“Go big or go home” isn’t a choice the owners of this Long Island house have to face. The newly built 24-room home encompasses roughly 7,500 square feet on a private dead-end road, next to a nature preserve and across from a horse farm.
But while the home is certainly spacious, the owners—a husband and wife with two daughters—wanted it to feel inviting rather than imposing. “The clients had a clear vision for their home: a welcoming space where they could host numerous friends and family members,” says designer Becky Shea, who was hired to help make that vision a reality.
Becky was involved with the project from the get-go, along with builders True North Development. Together they prioritized taking advantage of the bucolic views, choosing oversize windows and glass doors throughout. “As a result, no matter where one stands within the house, the picturesque farm with its majestic horses across the street remains visible,” she says.

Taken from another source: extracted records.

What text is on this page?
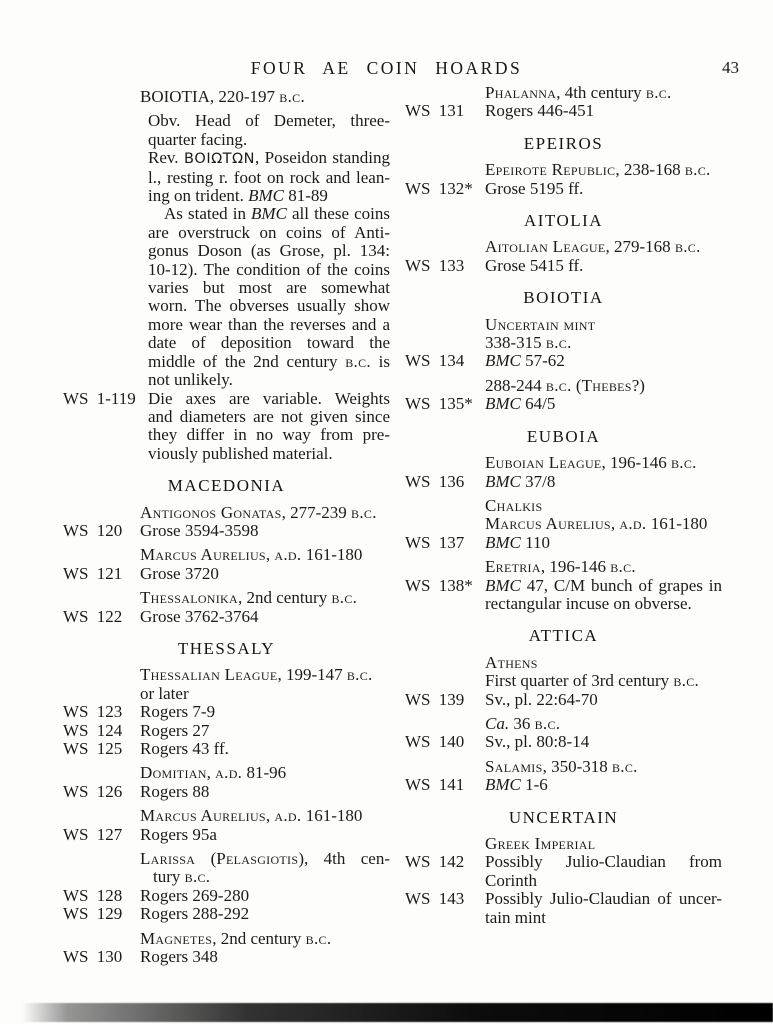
FOUR AE COIN HOARDS	43
BOIOTIA, 220-197 b.c.
Obv. Head of Demeter, three-
quarter facing.
Rev. ΒΟΙΩΤΩΝ, Poseidon standing
l., resting r. foot on rock and lean-
ing on trident. BMC 81-89
As stated in BMC all these coins
are overstruck on coins of Anti-
gonus Doson (as Grose, pl. 134:
10-12). The condition of the coins
varies but most are somewhat
worn. The obverses usually show
more wear than the reverses and a
date of deposition toward the
middle of the 2nd century b.c. is
not unlikely.
WS 1-119 Die axes are variable. Weights
and diameters are not given since
they differ in no way from pre-
viously published material.
MACEDONIA
Antigonos Gonatas, 277-239 b.c.
WS 120 Grose 3594-3598
Marcus Aurelius, a.d. 161-180
WS 121 Grose 3720
Thessalonika, 2nd century b.c.
WS 122 Grose 3762-3764
THESSALY
Thessalian League, 199-147 b.c.
or later
WS 123 Rogers 7-9
WS 124 Rogers 27
WS 125 Rogers 43 ff.
Domitian, a.d. 81-96
WS 126 Rogers 88
Marcus Aurelius, a.d. 161-180
WS 127 Rogers 95a
Larissa (Pelasgiotis), 4th cen-
tury b.c.
WS 128 Rogers 269-280
WS 129 Rogers 288-292
Magnetes, 2nd century b.c.
WS 130 Rogers 348
Phalanna, 4th century b.c.
WS 131 Rogers 446-451
EPEIROS
Epeirote Republic, 238-168 b.c.
WS 132* Grose 5195 ff.
AITOLIA
Aitolian League, 279-168 b.c.
WS 133 Grose 5415 ff.
BOIOTIA
Uncertain mint
338-315 b.c.
WS 134 BMC 57-62
288-244 b.c. (Thebes?)
WS 135* BMC 64/5
EUBOIA
Euboian League, 196-146 b.c.
WS 136 BMC 37/8
Chalkis
Marcus Aurelius, a.d. 161-180
WS 137 BMC 110
Eretria, 196-146 b.c.
WS 138* BMC 47, C/M bunch of grapes in
rectangular incuse on obverse.
ATTICA
Athens
First quarter of 3rd century b.c.
WS 139 Sv., pl. 22:64-70
Ca. 36 b.c.
WS 140 Sv., pl. 80:8-14
Salamis, 350-318 b.c.
WS 141 BMC 1-6
UNCERTAIN
Greek Imperial
WS 142 Possibly Julio-Claudian from
Corinth
WS 143 Possibly Julio-Claudian of uncer-
tain mint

Perhaps no room offers a better view than the breakfast room, which extends from the family room and is where the family eat most of their meals. Windows dominate its three walls—though that wasn’t the original plan. A few months into the build, by which point the house was already framed, “it became evident that a more holistic approach was needed to harmonize the space with the kitchen and family room,” Becky explains. “We made the decision to expand the entire room, which proved to be quite challenging but incredibly rewarding in the end. I can’t imagine this home being built any other way.”
As is fitting for a home designed to make the most of its pastoral setting, nature-inspired neutrals form the basis of its palette. The diversity of the textures—woven natural-fiber rugs atop smooth wood floors, linen and leather upholstery, a floor-to-ceiling stone fireplace wall in the family room—ensures that the largely monochromatic rooms are anything but monotonous.
What’s more, “by strategically incorporating hints of black accents and rich blues, we achieved a delicate balance that lent a touch of drama and depth to the lighter tones,” Becky adds. “I firmly believe that incorporating darker hues along the design journey is essential to avoid a home that feels overly plain.”
One room in which darks dominate is the office. “We opted for a deep rich indigo wallcovering and a dark blue millwork finish, carefully selecting tones that complemented the subtle pops of navy scattered throughout the rest of the house,” Becky says. “This cohesive approach not only adds a touch of drama but also harmonizes beautifully with the overall aesthetic, creating a conversation between various elements in the home.”
Like the house itself, nearly all the furniture was new. The integration of heirloom accent pieces and favorite artworks, however—just like the layers of texture and the interjection of dark tones among the lighter ones—ensures that the home doesn’t come across as a showroom. Instead, the house feels exactly as the homeowners wanted it to: like a gracious haven that balances functionality, comfort, and finesse.